Pitt continued to absentmindedly gaze at the sand drawing. Suddenly his eyes took on a trance-like glaze and his rugged face lost all expression. The spark of a novel and fanciful idea lit dimly in his conscious mind. At first the idea seemed too outlandish for him to consider, but the more he dwelt on its possibilities, the more feasible it became. Quickly he traced additional lines in the sand. Completely absorbed again, he raced to match up the diagram with the picture in his mind. When the last change was finished, his mouth slowly twisted into a grim smile of satisfaction. Damned clever of von Till, he thought, damned clever.
He wasn’t tired anymore, his mind was no longer burdened with unsolvable questions. It was a new approach, a new kind of answer. It should have been discovered long before. Quickly, he gathered up the diving equipment and started to hike over the incline that separated the beach from the coastal road. There was no thought of quitting the game now.
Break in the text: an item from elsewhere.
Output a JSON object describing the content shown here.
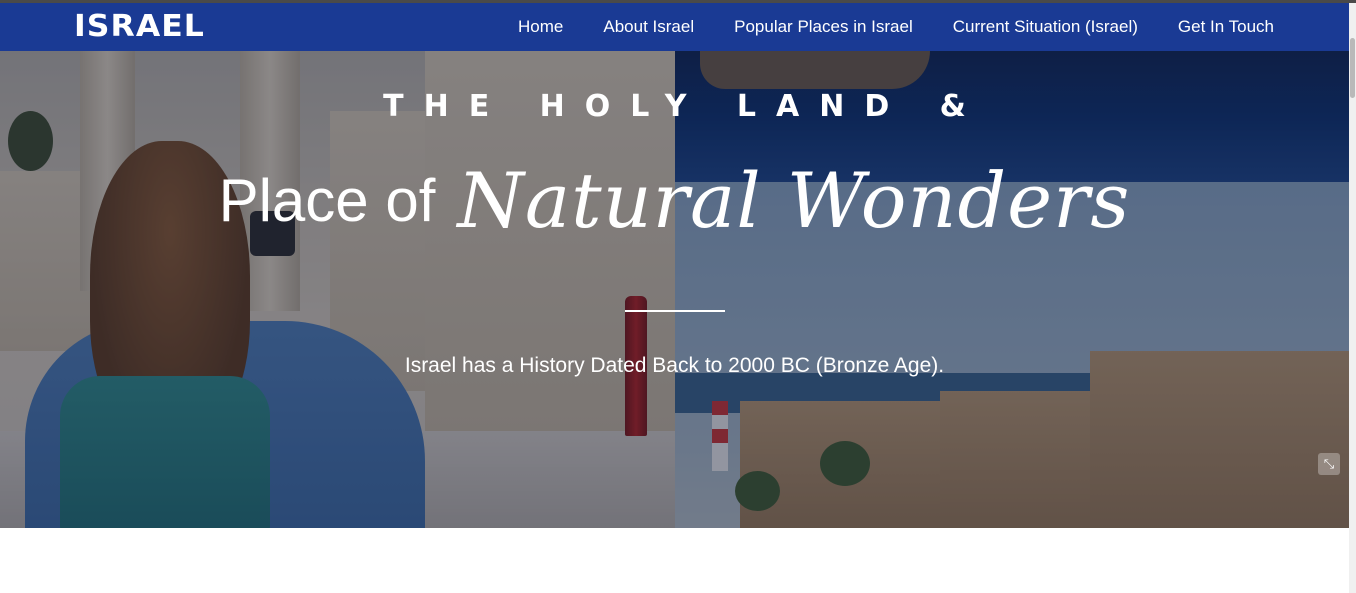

The next inning would prove to be the most interesting. At the top he turned and looked back at the sketch of the Queen Artemisia in the sand.
The rising tide was just washing over and erasing the ship’s funnel, the funnel marked with the big Minerva “M.”
14
Giordino lay stretched out beside a blue Air Force pickup truck, dead asleep, his head resting on a binocular case and both feet propped carelessly on a large rock. A trail of ants tramped across his outflung forearm and, ignor
ing the obstacle in their path, continued their uninterrupted journey toward a small mound of loose dirt. Pitt looked down smiling. If there was one thing Giordino could do, and do well, he thought, it was sleeping anywhere at anytime and under any condition.
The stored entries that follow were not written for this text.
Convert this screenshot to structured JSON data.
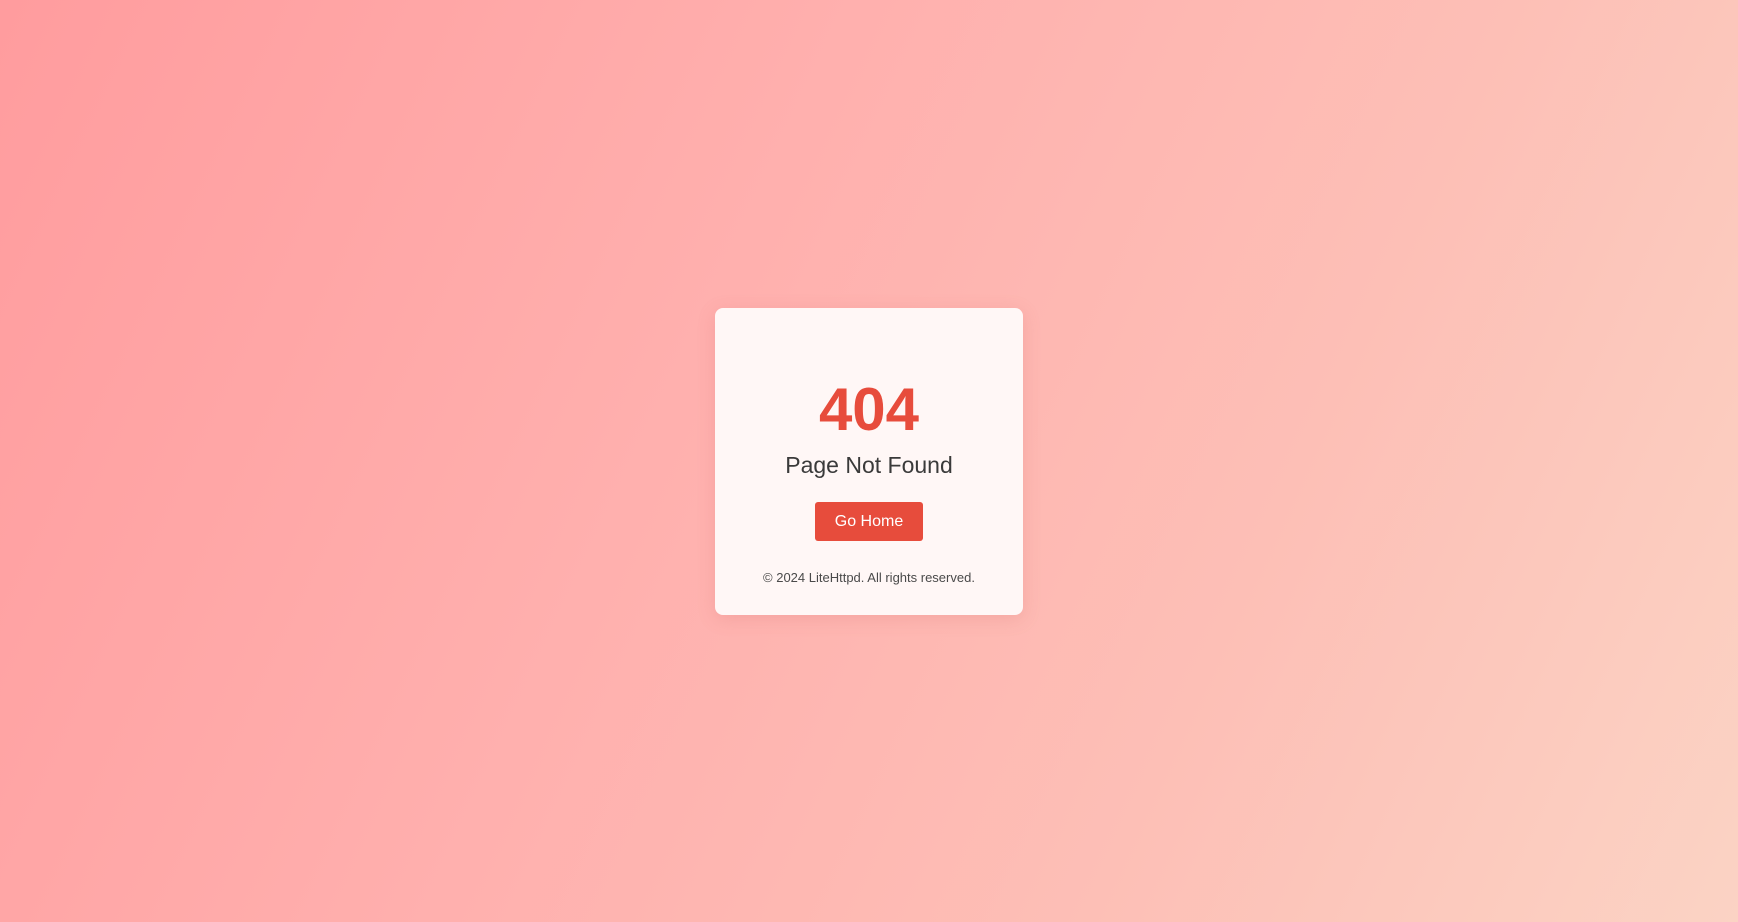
{
  "error": {
    "code": "404",
    "message": "Page Not Found"
  },
  "actions": {
    "home_label": "Go Home"
  },
  "footer": {
    "copyright": "© 2024 LiteHttpd. All rights reserved."
  },
  "colors": {
    "accent": "#e74c3c",
    "card_background": "#fff7f6",
    "text": "#3a3a3a"
  }
}
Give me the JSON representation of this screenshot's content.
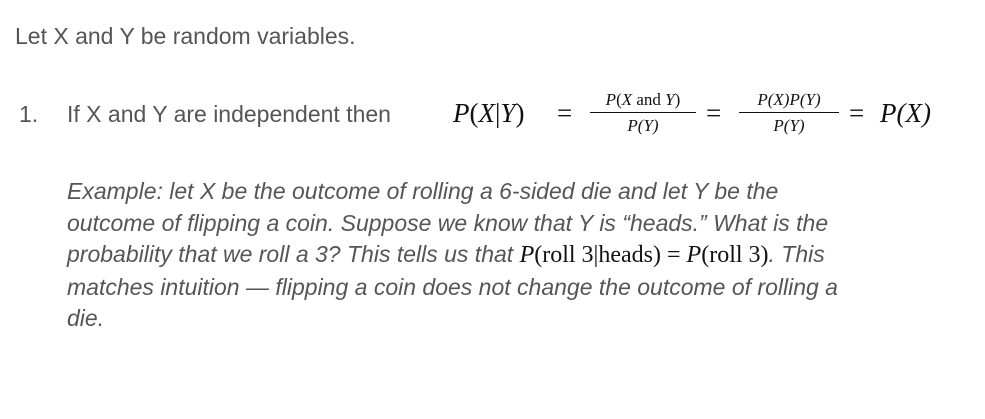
{
  "intro": "Let X and Y be random variables.",
  "list_item": {
    "number": "1.",
    "text": "If X and Y are independent then",
    "formula": {
      "lhs_p": "P",
      "lhs_paren_open": "(",
      "lhs_X": "X",
      "lhs_bar": "|",
      "lhs_Y": "Y",
      "lhs_paren_close": ")",
      "equals": "=",
      "frac1_num_p": "P",
      "frac1_num_open": "(",
      "frac1_num_X": "X",
      "frac1_num_and": " and ",
      "frac1_num_Y": "Y",
      "frac1_num_close": ")",
      "frac1_den": "P(Y)",
      "frac2_num": "P(X)P(Y)",
      "frac2_den": "P(Y)",
      "rhs": "P(X)"
    }
  },
  "example": {
    "lines": [
      "Example: let X be the outcome of rolling a 6-sided die and let Y be the",
      "outcome of flipping a coin. Suppose we know that Y is “heads.” What is the"
    ],
    "line3_before": "probability that we roll a 3? This tells us that ",
    "line3_math_lhs_p": "P",
    "line3_math_lhs_arg": "(roll 3|heads)",
    "line3_math_eq": " = ",
    "line3_math_rhs_p": "P",
    "line3_math_rhs_arg": "(roll 3)",
    "line3_after": ". This",
    "line4": "matches intuition — flipping a coin does not change the outcome of rolling a",
    "line5": "die."
  }
}
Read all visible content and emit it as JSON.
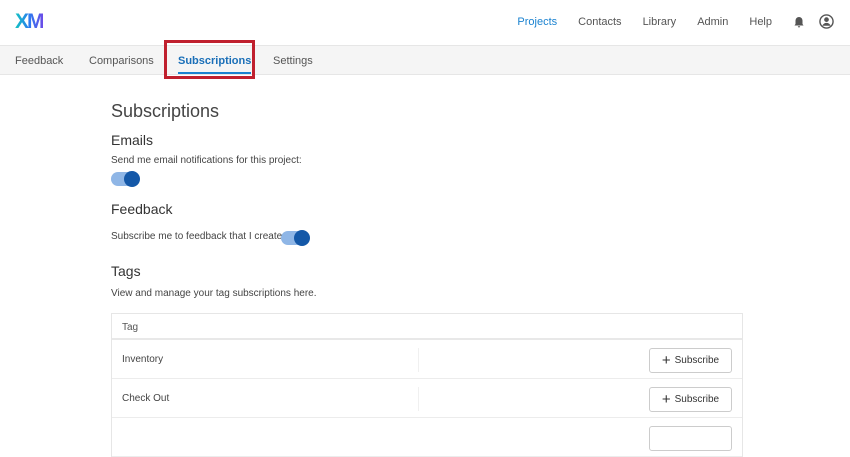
{
  "header": {
    "logo": "XM",
    "nav": [
      "Projects",
      "Contacts",
      "Library",
      "Admin",
      "Help"
    ],
    "active_nav": "Projects"
  },
  "tabs": [
    "Feedback",
    "Comparisons",
    "Subscriptions",
    "Settings"
  ],
  "page": {
    "title": "Subscriptions",
    "emails": {
      "heading": "Emails",
      "label": "Send me email notifications for this project:",
      "enabled": true
    },
    "feedback": {
      "heading": "Feedback",
      "label": "Subscribe me to feedback that I create:",
      "enabled": true
    },
    "tags": {
      "heading": "Tags",
      "description": "View and manage your tag subscriptions here.",
      "column": "Tag",
      "rows": [
        {
          "name": "Inventory",
          "action": "Subscribe"
        },
        {
          "name": "Check Out",
          "action": "Subscribe"
        },
        {
          "name": "",
          "action": ""
        }
      ]
    }
  }
}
Pitt shook his fins, letting the salty dampness dribble on Giordino’s composed face. No drowsy babble, no sudden reaction greeted the rude sprinkling. The only response came from one big brown eye that popped open, gazing straight at Pitt in obvious annoyance.
“Aha! Behold! Our intrepid guardian with the watchful eye!” There was no mistaking Pitt's sarcastic tone. “I shudder to think of the death toll if you should ever decide to become a lifeguard.”
The opposite lid slowly raised like a window shade, revealing the matching eye. “Just to set the record straight,” Giordino said wearily. “These tired old eyes were glued to the night glasses from the time you got into your packing crate to the time you came ashore and started playing in the sand.”
“My apologies old friend.” Pitt laughed. “I suppose that doubting your unflagging vigilance will cost me another drink?”
“Two drinks,” Giordino murmured slyly.
“Consider it done.”
Giordino sat up, blinking in the sun. He noticed the ants and casually brushed them off his arm. “How’d your swim go?’
“Robert Southey must have had the Queen Arteinisia in mind when he wrote ‘No stir in the air, no stir in the sea, the ship was still as she could be.’ You might say that I found something by finding nothing”
“I don’t get it.”
“I’ll explain later.” Pitt lifted the diving gear and loaded it in the truck bed. “Any word from Zac?”
“Not yet.” Giordino trained the binoculars on von Till’s villa. “He and Zeno took a platoon of the local gendarmerie and staked out von Till’s baronial estate.